Gateway LSP (default)Legacy completion (fallback)
Enabled byflint.languageServer.enabled: true (default)flint.languageServer.enabled: false
How it worksThe flint-lsp-proxy language server, bundled with the extension, connects to the gateway's headless Flint API over HTTPVS Code completion provider merging local script indexing with Designer bridge responses
ProvidesCompletion, hover, definition, references, syntax diagnostics, document and workspace symbolsCompletion only
NeedsConfigured gateway + API token; Designer Bridge module on the gatewayWorks offline for local script completion; a connected Designer for system.* completions
ParserJython's ANTLR Python 2.7 parser with a per-project AST indexPrefix-string matching, regex script indexing, and Ignition stubs

The key difference for day-to-day work: the Gateway LSP delivers the full feature set with no Designer open. The legacy path exists for environments without gateway API access, and it only ever offers completion — no hover, definition, references, or diagnostics.

Feature matrix

FeatureGateway LSPLegacy completion
Completion (system.*, project scripts, local scope, keywords)Yes — position-awareYes — prefix-based; system.* needs a connected Designer
HoverYes — signature with parameter names (project code only)No
Go to definitionYes — within a file and across project scriptsNo
Find referencesYes — within the current file, best-effort identifier matchingNo
DiagnosticsYes — syntax errors only (source flint-jython)No
Document symbols / workspace symbolsYesNo
Signature helpNoNo

How the Gateway LSP connects

The extension launches the bundled flint-lsp-proxy language server and passes it the URL, API token, and TLS settings of your selected gateway from flint.config.json. The proxy translates LSP requests into calls against the gateway-scope Flint API, where the actual parsing and indexing runs. If no gateway is configured or the gateway has no API token, the language server stays dormant; it starts automatically once configuration is in place, and restarts when you change gateways.

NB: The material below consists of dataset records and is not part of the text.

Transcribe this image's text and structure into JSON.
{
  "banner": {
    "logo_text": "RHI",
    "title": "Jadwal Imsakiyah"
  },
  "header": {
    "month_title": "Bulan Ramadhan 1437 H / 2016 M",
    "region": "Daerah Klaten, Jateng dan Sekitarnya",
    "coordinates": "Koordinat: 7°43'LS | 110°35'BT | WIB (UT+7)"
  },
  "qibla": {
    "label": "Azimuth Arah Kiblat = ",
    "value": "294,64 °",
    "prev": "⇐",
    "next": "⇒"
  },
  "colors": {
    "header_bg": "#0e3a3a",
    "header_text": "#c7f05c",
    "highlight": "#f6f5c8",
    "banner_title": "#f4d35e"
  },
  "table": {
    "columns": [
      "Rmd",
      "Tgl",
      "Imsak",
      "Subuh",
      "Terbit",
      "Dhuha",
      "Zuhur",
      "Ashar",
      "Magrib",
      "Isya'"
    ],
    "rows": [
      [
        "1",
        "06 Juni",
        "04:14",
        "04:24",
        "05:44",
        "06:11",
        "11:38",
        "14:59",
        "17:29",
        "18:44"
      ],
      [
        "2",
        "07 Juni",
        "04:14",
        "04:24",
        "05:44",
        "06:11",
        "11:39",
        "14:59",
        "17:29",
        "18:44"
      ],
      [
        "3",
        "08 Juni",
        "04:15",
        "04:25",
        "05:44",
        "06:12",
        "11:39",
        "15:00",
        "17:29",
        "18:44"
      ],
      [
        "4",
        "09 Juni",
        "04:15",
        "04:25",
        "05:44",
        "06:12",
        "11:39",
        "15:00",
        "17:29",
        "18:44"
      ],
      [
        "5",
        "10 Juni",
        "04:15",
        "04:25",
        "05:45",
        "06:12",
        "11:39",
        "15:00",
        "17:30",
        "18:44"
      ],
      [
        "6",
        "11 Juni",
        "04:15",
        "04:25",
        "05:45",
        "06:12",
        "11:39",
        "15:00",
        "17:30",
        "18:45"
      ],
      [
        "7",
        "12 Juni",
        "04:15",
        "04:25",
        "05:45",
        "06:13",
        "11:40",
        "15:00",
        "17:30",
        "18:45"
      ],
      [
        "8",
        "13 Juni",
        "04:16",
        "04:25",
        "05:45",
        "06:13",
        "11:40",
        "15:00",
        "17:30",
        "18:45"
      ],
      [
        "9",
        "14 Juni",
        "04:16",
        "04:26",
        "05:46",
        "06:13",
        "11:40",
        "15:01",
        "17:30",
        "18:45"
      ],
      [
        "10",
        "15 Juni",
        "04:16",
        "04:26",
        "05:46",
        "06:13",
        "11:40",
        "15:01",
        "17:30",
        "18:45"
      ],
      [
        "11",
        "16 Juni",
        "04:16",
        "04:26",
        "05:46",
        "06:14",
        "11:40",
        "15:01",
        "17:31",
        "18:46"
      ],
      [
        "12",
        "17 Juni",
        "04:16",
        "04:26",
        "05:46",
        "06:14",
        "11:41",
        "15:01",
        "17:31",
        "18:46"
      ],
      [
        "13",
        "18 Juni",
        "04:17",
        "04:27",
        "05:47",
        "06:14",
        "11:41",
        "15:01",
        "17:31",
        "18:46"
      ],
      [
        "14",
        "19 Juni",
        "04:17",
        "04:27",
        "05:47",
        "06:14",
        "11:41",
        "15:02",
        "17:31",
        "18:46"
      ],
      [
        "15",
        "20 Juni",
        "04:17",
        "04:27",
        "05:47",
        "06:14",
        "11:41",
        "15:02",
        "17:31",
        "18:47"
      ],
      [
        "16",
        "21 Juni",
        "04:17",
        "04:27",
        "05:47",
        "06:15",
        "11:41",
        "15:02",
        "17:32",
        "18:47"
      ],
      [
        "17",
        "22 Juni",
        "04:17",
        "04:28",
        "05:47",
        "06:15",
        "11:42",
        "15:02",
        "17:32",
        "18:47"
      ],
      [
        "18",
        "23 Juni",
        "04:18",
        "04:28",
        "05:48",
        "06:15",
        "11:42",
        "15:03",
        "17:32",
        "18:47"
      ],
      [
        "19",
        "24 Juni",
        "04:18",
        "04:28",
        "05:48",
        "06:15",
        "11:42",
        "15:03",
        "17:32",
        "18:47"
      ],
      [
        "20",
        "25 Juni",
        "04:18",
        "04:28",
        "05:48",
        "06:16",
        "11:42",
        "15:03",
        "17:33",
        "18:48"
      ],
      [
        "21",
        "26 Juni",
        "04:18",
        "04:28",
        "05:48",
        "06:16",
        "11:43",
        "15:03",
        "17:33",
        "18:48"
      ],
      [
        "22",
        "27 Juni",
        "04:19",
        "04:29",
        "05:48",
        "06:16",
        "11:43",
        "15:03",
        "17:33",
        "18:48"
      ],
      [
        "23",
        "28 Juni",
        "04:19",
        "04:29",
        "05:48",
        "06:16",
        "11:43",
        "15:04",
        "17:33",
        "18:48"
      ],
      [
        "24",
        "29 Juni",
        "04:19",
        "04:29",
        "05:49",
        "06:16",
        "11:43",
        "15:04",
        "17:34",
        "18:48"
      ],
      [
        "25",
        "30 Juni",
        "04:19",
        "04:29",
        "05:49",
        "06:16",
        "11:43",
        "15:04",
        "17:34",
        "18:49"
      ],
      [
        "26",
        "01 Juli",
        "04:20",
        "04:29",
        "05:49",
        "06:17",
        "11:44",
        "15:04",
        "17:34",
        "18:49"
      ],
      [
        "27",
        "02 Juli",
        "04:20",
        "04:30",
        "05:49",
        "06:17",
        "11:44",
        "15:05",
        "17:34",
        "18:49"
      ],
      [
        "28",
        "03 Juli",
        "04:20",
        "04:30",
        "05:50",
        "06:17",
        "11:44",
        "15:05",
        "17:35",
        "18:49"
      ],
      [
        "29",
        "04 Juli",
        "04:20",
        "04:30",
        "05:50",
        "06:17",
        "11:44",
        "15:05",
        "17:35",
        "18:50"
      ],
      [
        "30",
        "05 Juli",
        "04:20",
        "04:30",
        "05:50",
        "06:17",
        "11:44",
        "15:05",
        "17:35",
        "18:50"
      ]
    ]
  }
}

If the gateway hosts a single project, the LSP selects it automatically; with multiple projects, set the project explicitly in your gateway configuration.

The setting flint.languageServer.proxyPath is an advanced override for pointing at an external proxy binary — you do not need it for normal use.

See Gateway LSP for setup and configuration details, and Completion for how the legacy engine's sources combine.

Ignition stubs

Independently of both engines, Flint downloads Ignition Python stubs from PyPI to power its own script indexing for legacy completion. The stubs feed Flint's completion engine — they are not wired into Pylance or python.analysis.extraPaths. See Ignition Stubs.

Limitations

Known limits
  • Python 2.7 only. Ignition scripts run on Jython, and the LSP parses with Jython's Python 2.7 grammar. Python 3 syntax is reported as a syntax error.
  • Diagnostics are syntax-only. Parse errors are flagged; there is no name resolution, type checking, or other semantic analysis.
  • Hover is limited. Signatures show parameter names only — no types, defaults, or docstrings — and there is no hover for system.* functions.
  • References are best-effort. Matching is intra-file and identifier-based, not full semantic resolution.
  • No Java-class completion. Members of Java classes (e.g. java.util.* imports) are not completed by either engine.
  • No tag-path completion. Neither engine completes tag paths inside strings.
  • No signature help in either engine.